Monday and Tuesday I taught a class for IA Local #22 in Washington DC. We got to have the class at the Kennedy Center on one of the small theatre stages. Everyone was really cool, and I think it went fairly well.
This is the sort of thing I have been thinking I ought to be doing for quite a while now. To date I really haven't parlayed my ETCP Rigging certification or my ETCP Recognized Rigging Trainer status into very much - although I would guess it had something to do with the tenure decision. Anyway, since being certified and recognized the opportunity has been there to break into the independent training business. This gig was first supposed to happen in January but for two things: first, my mom passed, and second, they canceled the class. Before they canceled it they'd got Bill Sapsis to replace me, which I thought was pretty cool. So, this was my first foray into what could be a big part of the next chapter for me careerwise.
Or it could be a gig and that's all.
This really was an alpha and omega experience for me. Class was on Monday. The previous class I appeared in front of was Friday morning, and it was high school juniors. Monday's class was all professional stagehands, some with more years than I have. It took a little bit of a re-calibration.
The point of the class was to prep the group for the ETCP Theatre Rigging exam. So, in addition to my "regular" material I put together a sort of "Complete history of the ETCP - abridged" explaining how the program and the certification came to be and what material is on the test. I'm in a fairly unique position to speak to that having been on the ESTA CPC, in the CP RSWG, and having been an ETCP Rigging Subject Matter expert. I think it was a good place to start as although the pocess was fairly transparent many people don't know how the thing came about. Most of the material I needed was in the candidate handbook, so it wasn't too hard to do.
The first day I did the intro and then went through Hemp Systems, Counterweight Systems, Double Purchase & Mechanical Advantage, and Powered Systems. In one day that's most of the first half of my old rigging class. Mrs. TANBI and I had spent some time frantically converting my class notes into powerpoints just before I left. I'd actually just completed Monday's content Sunday night at the hotel and was fairly panicked that I wouldn't be able to fill the time.

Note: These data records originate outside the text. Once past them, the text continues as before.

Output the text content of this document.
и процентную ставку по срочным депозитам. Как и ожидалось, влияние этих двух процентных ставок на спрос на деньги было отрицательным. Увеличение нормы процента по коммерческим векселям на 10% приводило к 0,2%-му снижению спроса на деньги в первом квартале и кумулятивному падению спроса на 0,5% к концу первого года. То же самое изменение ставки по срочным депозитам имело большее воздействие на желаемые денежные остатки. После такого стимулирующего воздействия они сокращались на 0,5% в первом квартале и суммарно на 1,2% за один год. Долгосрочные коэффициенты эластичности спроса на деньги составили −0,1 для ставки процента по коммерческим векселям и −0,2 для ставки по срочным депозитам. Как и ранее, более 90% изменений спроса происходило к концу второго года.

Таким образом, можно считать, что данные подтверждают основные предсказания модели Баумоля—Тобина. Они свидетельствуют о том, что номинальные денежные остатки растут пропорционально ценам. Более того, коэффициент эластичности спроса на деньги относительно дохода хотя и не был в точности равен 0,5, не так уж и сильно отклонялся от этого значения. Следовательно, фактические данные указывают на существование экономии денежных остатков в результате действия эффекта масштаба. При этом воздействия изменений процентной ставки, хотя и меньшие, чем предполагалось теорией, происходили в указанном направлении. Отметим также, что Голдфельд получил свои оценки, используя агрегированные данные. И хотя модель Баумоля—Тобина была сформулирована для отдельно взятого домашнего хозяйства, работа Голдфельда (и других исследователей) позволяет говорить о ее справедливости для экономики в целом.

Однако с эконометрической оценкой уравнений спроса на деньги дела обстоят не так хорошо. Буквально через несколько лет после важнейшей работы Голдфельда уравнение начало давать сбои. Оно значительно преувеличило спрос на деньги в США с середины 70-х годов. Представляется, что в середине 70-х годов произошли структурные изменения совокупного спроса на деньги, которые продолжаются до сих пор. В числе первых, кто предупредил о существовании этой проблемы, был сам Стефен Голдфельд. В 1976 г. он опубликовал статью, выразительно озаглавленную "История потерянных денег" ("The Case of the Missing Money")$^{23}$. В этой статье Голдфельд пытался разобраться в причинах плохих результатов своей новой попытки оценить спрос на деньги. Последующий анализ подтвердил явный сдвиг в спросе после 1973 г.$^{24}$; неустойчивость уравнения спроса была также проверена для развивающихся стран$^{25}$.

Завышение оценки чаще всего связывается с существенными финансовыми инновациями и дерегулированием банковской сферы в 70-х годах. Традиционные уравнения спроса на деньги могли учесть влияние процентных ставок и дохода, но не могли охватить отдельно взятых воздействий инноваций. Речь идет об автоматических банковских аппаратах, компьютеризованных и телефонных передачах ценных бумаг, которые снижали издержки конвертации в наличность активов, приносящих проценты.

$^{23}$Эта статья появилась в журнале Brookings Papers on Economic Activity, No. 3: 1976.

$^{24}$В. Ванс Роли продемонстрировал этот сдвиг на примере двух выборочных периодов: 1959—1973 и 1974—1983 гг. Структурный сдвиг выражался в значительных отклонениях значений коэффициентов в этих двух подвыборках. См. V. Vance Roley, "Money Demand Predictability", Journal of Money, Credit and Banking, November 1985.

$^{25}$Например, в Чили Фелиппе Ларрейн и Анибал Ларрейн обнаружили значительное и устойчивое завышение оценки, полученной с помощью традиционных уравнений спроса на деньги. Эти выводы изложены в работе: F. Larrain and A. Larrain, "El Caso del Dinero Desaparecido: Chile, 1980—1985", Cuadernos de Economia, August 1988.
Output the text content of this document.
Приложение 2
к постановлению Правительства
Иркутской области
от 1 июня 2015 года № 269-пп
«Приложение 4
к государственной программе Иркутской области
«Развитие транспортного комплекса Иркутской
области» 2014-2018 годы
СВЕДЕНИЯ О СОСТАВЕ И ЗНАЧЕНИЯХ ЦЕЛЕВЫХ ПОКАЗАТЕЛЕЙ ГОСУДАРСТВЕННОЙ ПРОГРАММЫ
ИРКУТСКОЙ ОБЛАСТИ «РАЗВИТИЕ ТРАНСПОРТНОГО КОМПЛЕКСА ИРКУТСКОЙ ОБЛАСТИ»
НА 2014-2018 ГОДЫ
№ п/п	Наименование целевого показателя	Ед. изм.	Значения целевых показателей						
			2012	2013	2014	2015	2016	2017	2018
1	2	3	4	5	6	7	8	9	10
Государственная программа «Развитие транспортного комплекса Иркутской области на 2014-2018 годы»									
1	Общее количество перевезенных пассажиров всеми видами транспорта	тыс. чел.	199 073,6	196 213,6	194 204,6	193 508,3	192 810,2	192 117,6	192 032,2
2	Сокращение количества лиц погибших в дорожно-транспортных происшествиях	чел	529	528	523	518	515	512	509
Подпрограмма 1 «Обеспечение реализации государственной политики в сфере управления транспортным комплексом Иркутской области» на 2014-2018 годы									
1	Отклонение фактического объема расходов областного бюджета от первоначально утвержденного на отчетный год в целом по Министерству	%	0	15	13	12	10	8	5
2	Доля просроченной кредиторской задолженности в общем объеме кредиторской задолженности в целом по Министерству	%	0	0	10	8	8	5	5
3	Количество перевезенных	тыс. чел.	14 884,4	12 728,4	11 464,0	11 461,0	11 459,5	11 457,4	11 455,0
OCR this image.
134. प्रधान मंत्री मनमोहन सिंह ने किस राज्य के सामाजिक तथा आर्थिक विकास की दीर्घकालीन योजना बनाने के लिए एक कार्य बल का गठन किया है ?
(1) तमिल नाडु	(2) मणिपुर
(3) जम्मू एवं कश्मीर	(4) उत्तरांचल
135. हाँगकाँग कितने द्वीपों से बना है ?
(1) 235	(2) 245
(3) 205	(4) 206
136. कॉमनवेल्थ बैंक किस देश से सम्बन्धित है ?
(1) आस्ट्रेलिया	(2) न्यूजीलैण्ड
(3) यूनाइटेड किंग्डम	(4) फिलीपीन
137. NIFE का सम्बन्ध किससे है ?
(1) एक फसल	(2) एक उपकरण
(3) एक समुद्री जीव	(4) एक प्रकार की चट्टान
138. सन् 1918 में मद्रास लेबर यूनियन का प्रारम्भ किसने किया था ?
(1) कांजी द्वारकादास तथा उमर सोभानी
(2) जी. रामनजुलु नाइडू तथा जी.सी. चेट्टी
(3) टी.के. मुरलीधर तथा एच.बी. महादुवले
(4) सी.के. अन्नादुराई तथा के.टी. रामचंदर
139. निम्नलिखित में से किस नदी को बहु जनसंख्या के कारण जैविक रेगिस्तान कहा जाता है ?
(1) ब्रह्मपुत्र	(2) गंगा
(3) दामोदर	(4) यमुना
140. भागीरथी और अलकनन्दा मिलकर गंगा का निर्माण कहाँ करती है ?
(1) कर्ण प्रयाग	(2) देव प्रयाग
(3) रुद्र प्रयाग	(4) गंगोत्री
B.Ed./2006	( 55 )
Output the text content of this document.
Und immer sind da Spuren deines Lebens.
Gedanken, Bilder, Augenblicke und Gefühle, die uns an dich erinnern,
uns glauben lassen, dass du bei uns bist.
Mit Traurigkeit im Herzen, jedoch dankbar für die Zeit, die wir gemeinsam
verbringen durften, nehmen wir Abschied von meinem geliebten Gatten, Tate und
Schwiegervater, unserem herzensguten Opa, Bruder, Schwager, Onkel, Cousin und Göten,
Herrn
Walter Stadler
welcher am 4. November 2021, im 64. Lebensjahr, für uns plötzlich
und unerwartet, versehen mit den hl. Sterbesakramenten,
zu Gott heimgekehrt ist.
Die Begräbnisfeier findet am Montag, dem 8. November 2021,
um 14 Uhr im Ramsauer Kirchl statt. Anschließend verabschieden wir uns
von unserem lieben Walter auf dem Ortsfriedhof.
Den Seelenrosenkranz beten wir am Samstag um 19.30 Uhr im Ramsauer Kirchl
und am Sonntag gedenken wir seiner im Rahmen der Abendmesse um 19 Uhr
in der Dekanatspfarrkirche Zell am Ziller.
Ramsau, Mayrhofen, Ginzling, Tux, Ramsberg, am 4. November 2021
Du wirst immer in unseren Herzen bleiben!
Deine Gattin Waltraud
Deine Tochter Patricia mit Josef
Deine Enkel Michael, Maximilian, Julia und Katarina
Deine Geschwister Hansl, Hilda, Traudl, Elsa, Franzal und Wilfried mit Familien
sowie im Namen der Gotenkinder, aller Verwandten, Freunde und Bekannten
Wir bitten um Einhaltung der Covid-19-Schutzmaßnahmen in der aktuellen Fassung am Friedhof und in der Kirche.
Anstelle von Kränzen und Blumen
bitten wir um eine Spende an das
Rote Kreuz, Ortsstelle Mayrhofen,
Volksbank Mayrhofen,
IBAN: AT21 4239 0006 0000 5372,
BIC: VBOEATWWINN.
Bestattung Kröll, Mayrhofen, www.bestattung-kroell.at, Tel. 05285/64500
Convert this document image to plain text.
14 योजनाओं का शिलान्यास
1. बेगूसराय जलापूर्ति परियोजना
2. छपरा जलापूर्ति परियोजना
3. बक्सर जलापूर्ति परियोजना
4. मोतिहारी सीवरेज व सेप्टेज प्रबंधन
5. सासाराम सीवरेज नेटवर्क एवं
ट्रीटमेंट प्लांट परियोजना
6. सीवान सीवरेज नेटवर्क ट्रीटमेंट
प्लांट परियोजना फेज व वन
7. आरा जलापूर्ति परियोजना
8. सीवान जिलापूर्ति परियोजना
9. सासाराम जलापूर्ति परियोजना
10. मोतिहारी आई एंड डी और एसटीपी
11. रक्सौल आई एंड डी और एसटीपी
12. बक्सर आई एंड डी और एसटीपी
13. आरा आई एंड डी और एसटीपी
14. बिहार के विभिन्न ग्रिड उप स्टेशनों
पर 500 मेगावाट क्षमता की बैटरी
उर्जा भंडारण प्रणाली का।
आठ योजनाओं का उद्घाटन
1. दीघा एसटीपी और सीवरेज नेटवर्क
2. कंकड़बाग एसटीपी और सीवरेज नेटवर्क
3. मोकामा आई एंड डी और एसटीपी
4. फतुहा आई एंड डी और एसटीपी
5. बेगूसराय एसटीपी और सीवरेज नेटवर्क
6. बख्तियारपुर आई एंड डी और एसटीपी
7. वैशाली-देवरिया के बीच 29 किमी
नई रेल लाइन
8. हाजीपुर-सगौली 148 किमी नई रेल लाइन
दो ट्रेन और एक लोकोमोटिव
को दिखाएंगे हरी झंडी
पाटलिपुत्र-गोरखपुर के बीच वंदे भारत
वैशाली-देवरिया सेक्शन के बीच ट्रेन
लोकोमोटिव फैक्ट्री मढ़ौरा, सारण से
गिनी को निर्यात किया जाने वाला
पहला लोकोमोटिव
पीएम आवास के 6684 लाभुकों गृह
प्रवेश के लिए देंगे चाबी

I've noticed that doing material from an outline on the board and then converting it to do with powerpoint and a projector that it's likely that the time it takes to get though compresses substantively. The completed presentations were all in the 12-18 slide range, and even though I knew for certain that each of the lessons could easily fill 80 minutes I could also see how I could be standing there at the end of the file after less than 20 minutes.
As it turned out, none of the files went by any faster than about 50 minutes. Still not all the time I thought it would take, but enough. With the ETCP "Intro" and then finishing up with a presentation from homework and test questions I think I did wind up haing enough material for the full two day workshop.
The second day's material covered Fire Curtains, Soft Goods rigging, Line & Hardware, and Design Principles. We finished out the day with sample test questions. In the end I think I left out some things. I could use some more about geometry and trig. I completely blew off reading drawings, measuring units, and general theatrical terms. I need something to cover the arena content that verges over into the theatre content, things like bridling and shock loading. I don't think any of this stuff is disastrous from a test standpoint. It's probably stuff they know cold or its stuff that couldn't possibly be more than one test question.
Still, if I do it again I think I really would need to patch those gaps.
We had a very spirited conversation about whether the pins in the pinrail absolutely need to be loose. For the record, neither I nor anyone I could get hold of could come up with a reason. We also got into it a little on the "stab-and-jab" practice and how the certification can't test you on something the manufacturer of the equipment would tell you is using it wrong. Overall it was a good group with lots of questions and input. I hope they had as good a time as I did.